Saturday, 5 March 2016


POSSESSION, d. Andrezj Zulawski (1981)

I’ll be honest with you, I’m not entirely sure what Possession is about. I mean, I’ve watched it, and I could tell you what happens, and how I feel about it, but I have no clear and concise view on what it means. A film of crushing intensity soaked in blood and gore and goo, it starts with a marital breakdown, progresses to emotional and physical violence and then culminates in monsters, bestiality, madness and death.

The cast are uniformly excellent, and are encouraged to take their characterisations to the very edge: Isabella Adjani is so fragile that you fear for her health all the time, even when she’s doing terrible things. Sam Neill, resembling Peter Gabriel, is so odd and intense that he seems likely to catch fire. Mind you, he had just played The Antichrist in Omen III: The Final Conflict.     

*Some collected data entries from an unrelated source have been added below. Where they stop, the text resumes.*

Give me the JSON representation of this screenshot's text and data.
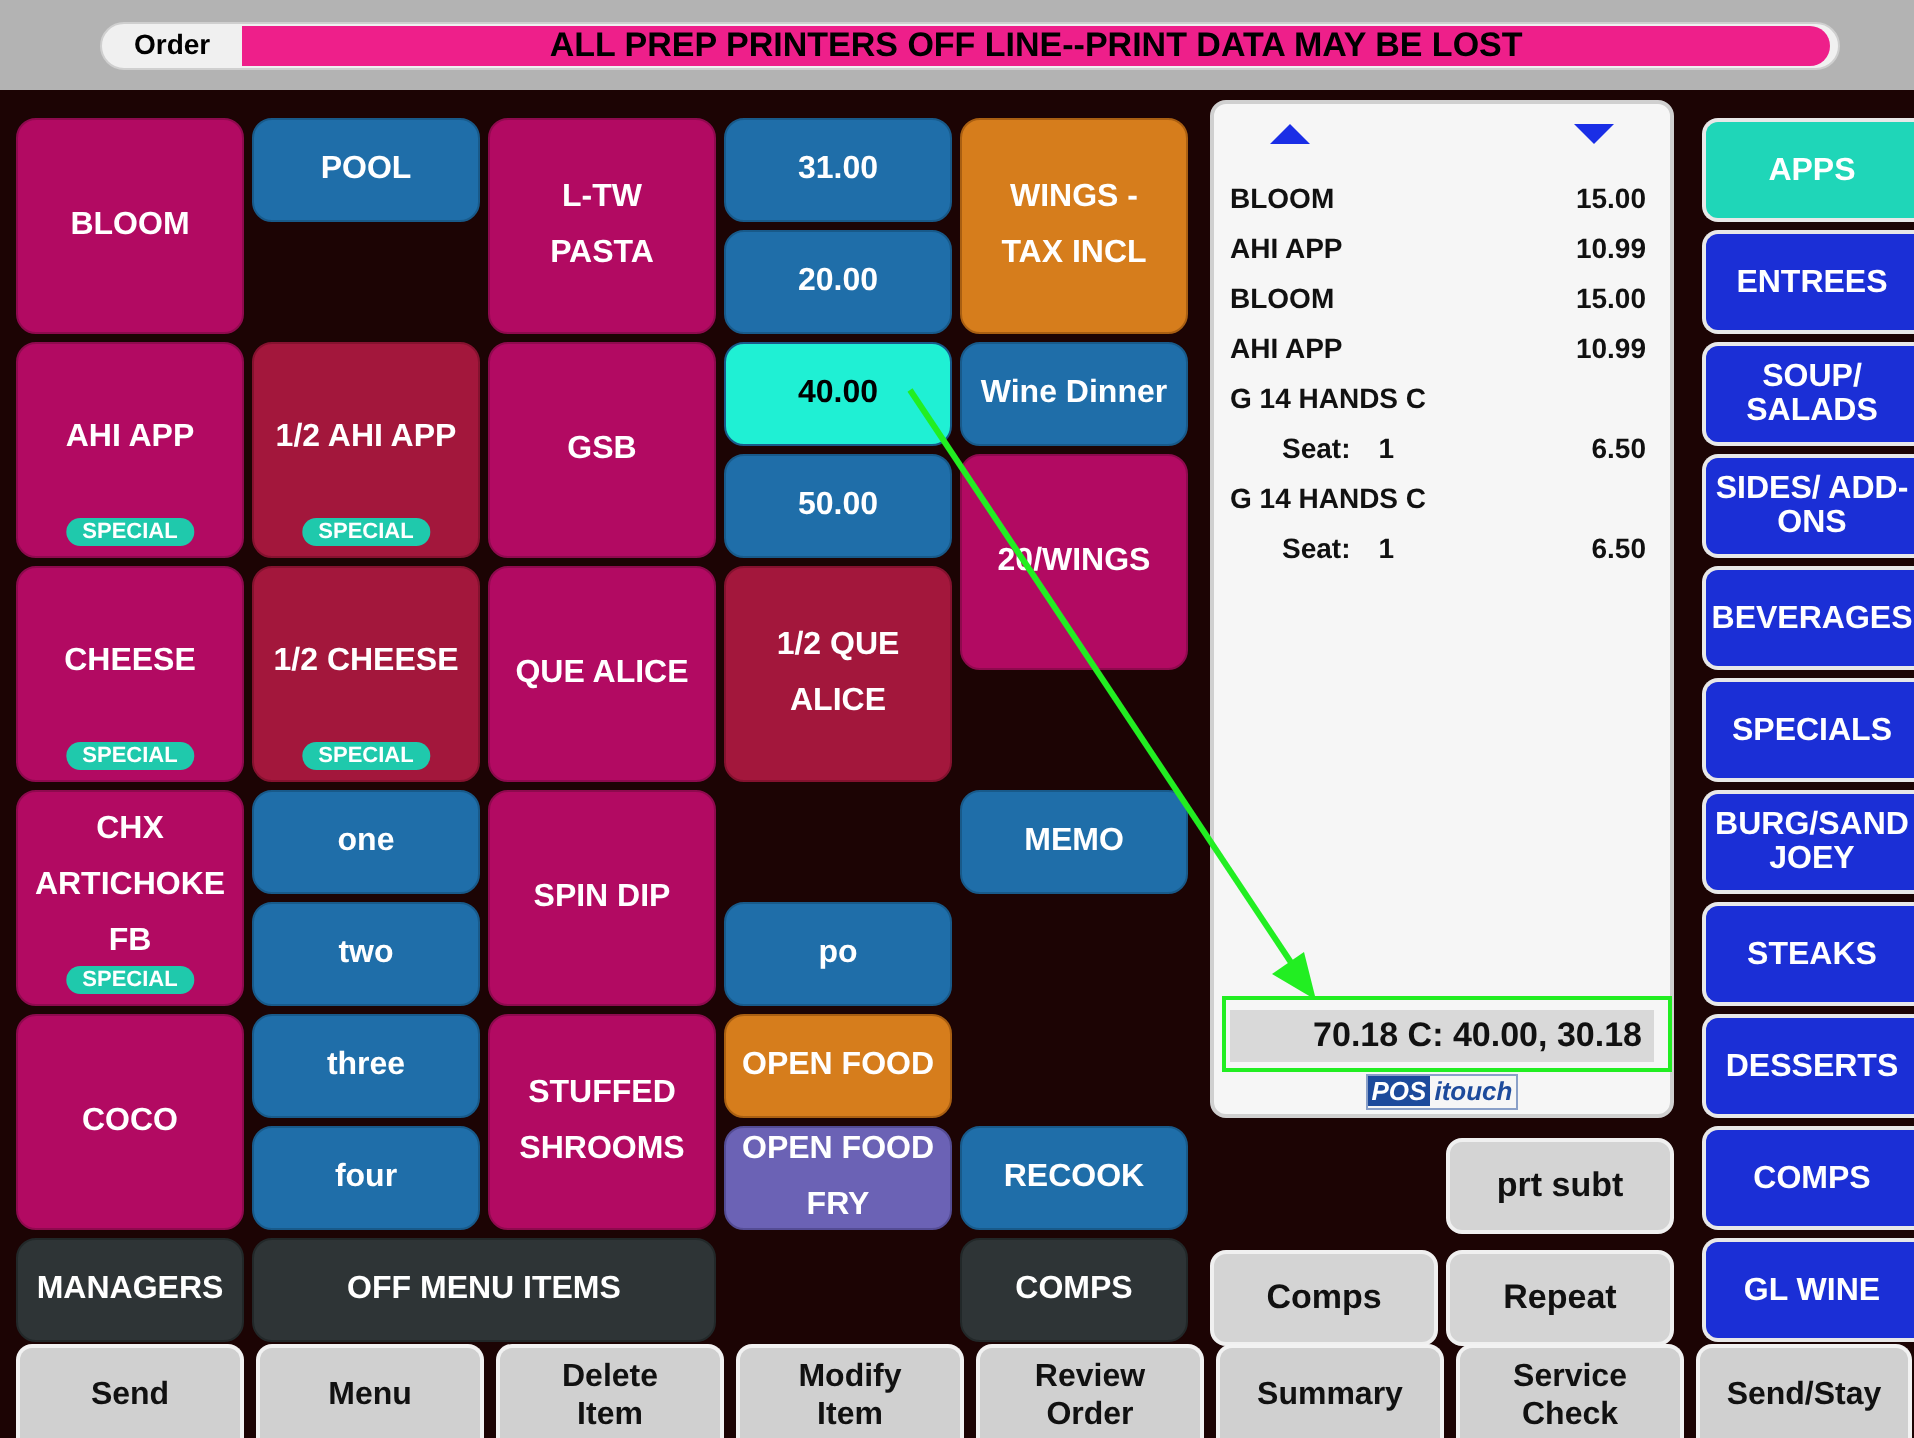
{
  "header": {
    "order_label": "Order",
    "alert": "ALL PREP PRINTERS OFF LINE--PRINT DATA MAY BE LOST"
  },
  "menu_buttons": [
    {
      "label": "BLOOM",
      "kind": "item",
      "selected": false
    },
    {
      "label": "POOL",
      "kind": "blue",
      "selected": false
    },
    {
      "label": "L-TW PASTA",
      "kind": "item",
      "selected": false
    },
    {
      "label": "31.00",
      "kind": "blue",
      "selected": false
    },
    {
      "label": "WINGS - TAX INCL",
      "kind": "orange",
      "selected": false
    },
    {
      "label": "20.00",
      "kind": "blue",
      "selected": false
    },
    {
      "label": "AHI APP",
      "kind": "item",
      "selected": false,
      "badge": "SPECIAL"
    },
    {
      "label": "1/2 AHI APP",
      "kind": "half",
      "selected": false,
      "badge": "SPECIAL"
    },
    {
      "label": "GSB",
      "kind": "item",
      "selected": false
    },
    {
      "label": "40.00",
      "kind": "blue",
      "selected": true
    },
    {
      "label": "Wine Dinner",
      "kind": "blue",
      "selected": false
    },
    {
      "label": "50.00",
      "kind": "blue",
      "selected": false
    },
    {
      "label": "20/WINGS",
      "kind": "item",
      "selected": false
    },
    {
      "label": "CHEESE",
      "kind": "item",
      "selected": false,
      "badge": "SPECIAL"
    },
    {
      "label": "1/2 CHEESE",
      "kind": "half",
      "selected": false,
      "badge": "SPECIAL"
    },
    {
      "label": "QUE ALICE",
      "kind": "item",
      "selected": false
    },
    {
      "label": "1/2 QUE ALICE",
      "kind": "half",
      "selected": false
    },
    {
      "label": "CHX ARTICHOKE FB",
      "kind": "item",
      "selected": false,
      "badge": "SPECIAL"
    },
    {
      "label": "one",
      "kind": "blue",
      "selected": false
    },
    {
      "label": "SPIN DIP",
      "kind": "item",
      "selected": false
    },
    {
      "label": "MEMO",
      "kind": "blue",
      "selected": false
    },
    {
      "label": "two",
      "kind": "blue",
      "selected": false
    },
    {
      "label": "po",
      "kind": "blue",
      "selected": false
    },
    {
      "label": "COCO",
      "kind": "item",
      "selected": false
    },
    {
      "label": "three",
      "kind": "blue",
      "selected": false
    },
    {
      "label": "STUFFED SHROOMS",
      "kind": "item",
      "selected": false
    },
    {
      "label": "OPEN FOOD",
      "kind": "orange",
      "selected": false
    },
    {
      "label": "four",
      "kind": "blue",
      "selected": false
    },
    {
      "label": "OPEN FOOD FRY",
      "kind": "purple",
      "selected": false
    },
    {
      "label": "RECOOK",
      "kind": "blue",
      "selected": false
    },
    {
      "label": "MANAGERS",
      "kind": "dark",
      "selected": false
    },
    {
      "label": "OFF MENU ITEMS",
      "kind": "dark",
      "selected": false
    },
    {
      "label": "COMPS",
      "kind": "dark",
      "selected": false
    }
  ],
  "check": {
    "lines": [
      {
        "kind": "item",
        "name": "BLOOM",
        "price": "15.00"
      },
      {
        "kind": "item",
        "name": "AHI APP",
        "price": "10.99"
      },
      {
        "kind": "item",
        "name": "BLOOM",
        "price": "15.00"
      },
      {
        "kind": "item",
        "name": "AHI APP",
        "price": "10.99"
      },
      {
        "kind": "item",
        "name": "G 14 HANDS C"
      },
      {
        "kind": "seat",
        "name": "Seat:",
        "seat": "1",
        "price": "6.50"
      },
      {
        "kind": "item",
        "name": "G 14 HANDS C"
      },
      {
        "kind": "seat",
        "name": "Seat:",
        "seat": "1",
        "price": "6.50"
      }
    ],
    "total": "70.18 C: 40.00,  30.18",
    "logo": {
      "part_1": "POS",
      "part_2": "itouch"
    }
  },
  "check_buttons": [
    "prt subt",
    "Comps",
    "Repeat"
  ],
  "categories": [
    {
      "label": "APPS",
      "selected": true
    },
    {
      "label": "ENTREES",
      "selected": false
    },
    {
      "label": "SOUP/ SALADS",
      "selected": false
    },
    {
      "label": "SIDES/ ADD-ONS",
      "selected": false
    },
    {
      "label": "BEVERAGES",
      "selected": false
    },
    {
      "label": "SPECIALS",
      "selected": false
    },
    {
      "label": "BURG/SAND JOEY",
      "selected": false
    },
    {
      "label": "STEAKS",
      "selected": false
    },
    {
      "label": "DESSERTS",
      "selected": false
    },
    {
      "label": "COMPS",
      "selected": false
    },
    {
      "label": "GL WINE",
      "selected": false
    }
  ],
  "footer_buttons": [
    "Send",
    "Menu",
    "Delete Item",
    "Modify Item",
    "Review Order",
    "Summary",
    "Service Check",
    "Send/Stay"
  ]
}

Director Andrezj Zulawski died in February, so I’ve re-watched a few of his films and been amazed at their consistently nihilistic, hysterical tone. Not surprisingly, his work in his native Poland was considered controversial enough to be banned on a number of occasions by the communist authorities, so Possession was made in West Germany, albeit in the shadow of the Berlin Wall. It’s a frenzied, dread filled piece of work, a true horror film. It took me three attempts to watch it, not because it was bad, but because it was overwhelming and I wasn’t in the right frame of mind to deal with it.  

Watch it, please, but make sure you’re in a safe place and feeling good about yourself. It’s strong stuff, take with caution.